Local LLM Deployment & Serving Infrastructure
Self-hosted LLMs on owned GPU hardware serving two production pipelines, cutting inference cost per document from ~35 cents to ~10 cents while keeping sensitive data in-house.
The Business Problem
Production pipelines for medical entity extraction and the underwriter's assistant depended on third-party LLM APIs, with ongoing per-token costs, rate limits, and sensitive medical and insurance data leaving the infrastructure.
Running open-source models naively on available GPUs wasted memory and throughput; the hardware could not keep up with production load without serving optimizations.
The Technical Solution
I deployed two serving instances across the GPU fleet (RTX 4090s for smaller models and the A100 80GB for larger ones), wired into the production extraction and chatbot pipelines.
Serving was optimized with KV cache management, prefix caching for shared prompt segments, and request batching. Models were sized and placed to fit GPU memory budgets while leaving headroom for long contexts.
The Scalability Factor
Dockerized serving instances with health monitoring and graceful degradation under burst load from both pipelines. Prefix caching tuned around prompt structure for high cache hit rates.

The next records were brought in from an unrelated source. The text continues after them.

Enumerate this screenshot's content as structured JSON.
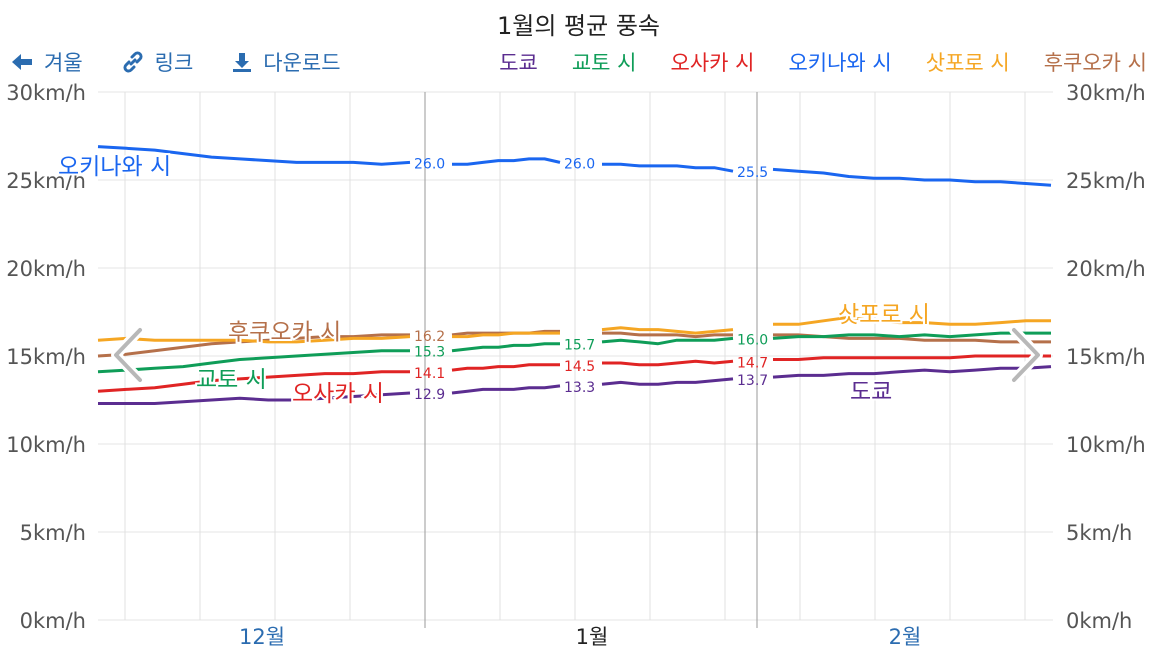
{
  "title": "1월의 평균 풍속",
  "toolbar": {
    "back_label": "겨울",
    "link_label": "링크",
    "download_label": "다운로드"
  },
  "colors": {
    "도쿄": "#5b2d90",
    "교토 시": "#0f9d58",
    "오사카 시": "#e02424",
    "오키나와 시": "#1a66f0",
    "삿포로 시": "#f5a623",
    "후쿠오카 시": "#b5704a",
    "blue_text": "#2b6cb0"
  },
  "chart_data": {
    "type": "line",
    "title": "1월의 평균 풍속",
    "ylim": [
      0,
      30
    ],
    "y_ticks": [
      "0km/h",
      "5km/h",
      "10km/h",
      "15km/h",
      "20km/h",
      "25km/h",
      "30km/h"
    ],
    "x_tick_labels": [
      "12월",
      "1월",
      "2월"
    ],
    "grid": true,
    "legend_placement": "top",
    "series": [
      {
        "name": "도쿄",
        "color": "#5b2d90",
        "inline_label": "도쿄",
        "segments": [
          {
            "label": "12.9",
            "values": [
              12.3,
              12.3,
              12.3,
              12.4,
              12.5,
              12.6,
              12.5,
              12.5,
              12.6,
              12.7,
              12.8,
              12.9
            ]
          },
          {
            "label": "13.3",
            "values": [
              12.9,
              13.0,
              13.1,
              13.1,
              13.1,
              13.2,
              13.2,
              13.3
            ]
          },
          {
            "label": "13.7",
            "values": [
              13.4,
              13.5,
              13.4,
              13.4,
              13.5,
              13.5,
              13.6,
              13.7
            ]
          },
          {
            "label": "",
            "values": [
              13.8,
              13.9,
              13.9,
              14.0,
              14.0,
              14.1,
              14.2,
              14.1,
              14.2,
              14.3,
              14.3,
              14.4
            ]
          }
        ]
      },
      {
        "name": "교토 시",
        "color": "#0f9d58",
        "inline_label": "교토 시",
        "segments": [
          {
            "label": "15.3",
            "values": [
              14.1,
              14.2,
              14.3,
              14.4,
              14.6,
              14.8,
              14.9,
              15.0,
              15.1,
              15.2,
              15.3,
              15.3
            ]
          },
          {
            "label": "15.7",
            "values": [
              15.3,
              15.4,
              15.5,
              15.5,
              15.6,
              15.6,
              15.7,
              15.7
            ]
          },
          {
            "label": "16.0",
            "values": [
              15.8,
              15.9,
              15.8,
              15.7,
              15.9,
              15.9,
              15.9,
              16.0
            ]
          },
          {
            "label": "",
            "values": [
              16.0,
              16.1,
              16.1,
              16.2,
              16.2,
              16.1,
              16.2,
              16.1,
              16.2,
              16.3,
              16.3,
              16.3
            ]
          }
        ]
      },
      {
        "name": "오사카 시",
        "color": "#e02424",
        "inline_label": "오사카 시",
        "segments": [
          {
            "label": "14.1",
            "values": [
              13.0,
              13.1,
              13.2,
              13.4,
              13.6,
              13.7,
              13.8,
              13.9,
              14.0,
              14.0,
              14.1,
              14.1
            ]
          },
          {
            "label": "14.5",
            "values": [
              14.2,
              14.3,
              14.3,
              14.4,
              14.4,
              14.5,
              14.5,
              14.5
            ]
          },
          {
            "label": "14.7",
            "values": [
              14.6,
              14.6,
              14.5,
              14.5,
              14.6,
              14.7,
              14.6,
              14.7
            ]
          },
          {
            "label": "",
            "values": [
              14.8,
              14.8,
              14.9,
              14.9,
              14.9,
              14.9,
              14.9,
              14.9,
              15.0,
              15.0,
              15.0,
              15.0
            ]
          }
        ]
      },
      {
        "name": "오키나와 시",
        "color": "#1a66f0",
        "inline_label": "오키나와 시",
        "segments": [
          {
            "label": "26.0",
            "values": [
              26.9,
              26.8,
              26.7,
              26.5,
              26.3,
              26.2,
              26.1,
              26.0,
              26.0,
              26.0,
              25.9,
              26.0
            ]
          },
          {
            "label": "26.0",
            "values": [
              25.9,
              25.9,
              26.0,
              26.1,
              26.1,
              26.2,
              26.2,
              26.0
            ]
          },
          {
            "label": "25.5",
            "values": [
              25.9,
              25.9,
              25.8,
              25.8,
              25.8,
              25.7,
              25.7,
              25.5
            ]
          },
          {
            "label": "",
            "values": [
              25.6,
              25.5,
              25.4,
              25.2,
              25.1,
              25.1,
              25.0,
              25.0,
              24.9,
              24.9,
              24.8,
              24.7
            ]
          }
        ]
      },
      {
        "name": "삿포로 시",
        "color": "#f5a623",
        "inline_label": "삿포로 시",
        "segments": [
          {
            "label": "",
            "values": [
              15.9,
              16.0,
              15.9,
              15.9,
              15.9,
              15.9,
              15.8,
              15.8,
              15.9,
              16.0,
              16.0,
              16.1
            ]
          },
          {
            "label": "",
            "values": [
              16.1,
              16.1,
              16.2,
              16.2,
              16.3,
              16.3,
              16.3,
              16.3
            ]
          },
          {
            "label": "",
            "values": [
              16.5,
              16.6,
              16.5,
              16.5,
              16.4,
              16.3,
              16.4,
              16.5
            ]
          },
          {
            "label": "",
            "values": [
              16.8,
              16.8,
              17.0,
              17.2,
              17.0,
              16.9,
              16.9,
              16.8,
              16.8,
              16.9,
              17.0,
              17.0
            ]
          }
        ]
      },
      {
        "name": "후쿠오카 시",
        "color": "#b5704a",
        "inline_label": "후쿠오카 시",
        "segments": [
          {
            "label": "16.2",
            "values": [
              15.0,
              15.1,
              15.3,
              15.5,
              15.7,
              15.8,
              15.9,
              16.0,
              16.1,
              16.1,
              16.2,
              16.2
            ]
          },
          {
            "label": "",
            "values": [
              16.2,
              16.3,
              16.3,
              16.3,
              16.3,
              16.3,
              16.4,
              16.4
            ]
          },
          {
            "label": "",
            "values": [
              16.3,
              16.3,
              16.2,
              16.2,
              16.2,
              16.1,
              16.2,
              16.2
            ]
          },
          {
            "label": "",
            "values": [
              16.2,
              16.2,
              16.1,
              16.0,
              16.0,
              16.0,
              15.9,
              15.9,
              15.9,
              15.8,
              15.8,
              15.8
            ]
          }
        ]
      }
    ]
  }
}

Deployment degrades gracefully when one GPU is saturated, routing traffic to the A100 instance. Model updates roll out via containerized deploys without downtime to production pipelines.
Business Impact
Two self-hosted instances serve production traffic for medical entity extraction and the underwriter's assistant.
Serving optimizations cut inference cost per document from ~35 cents to ~10 cents versus hosted APIs, increased throughput per GPU, and kept sensitive documents in-house.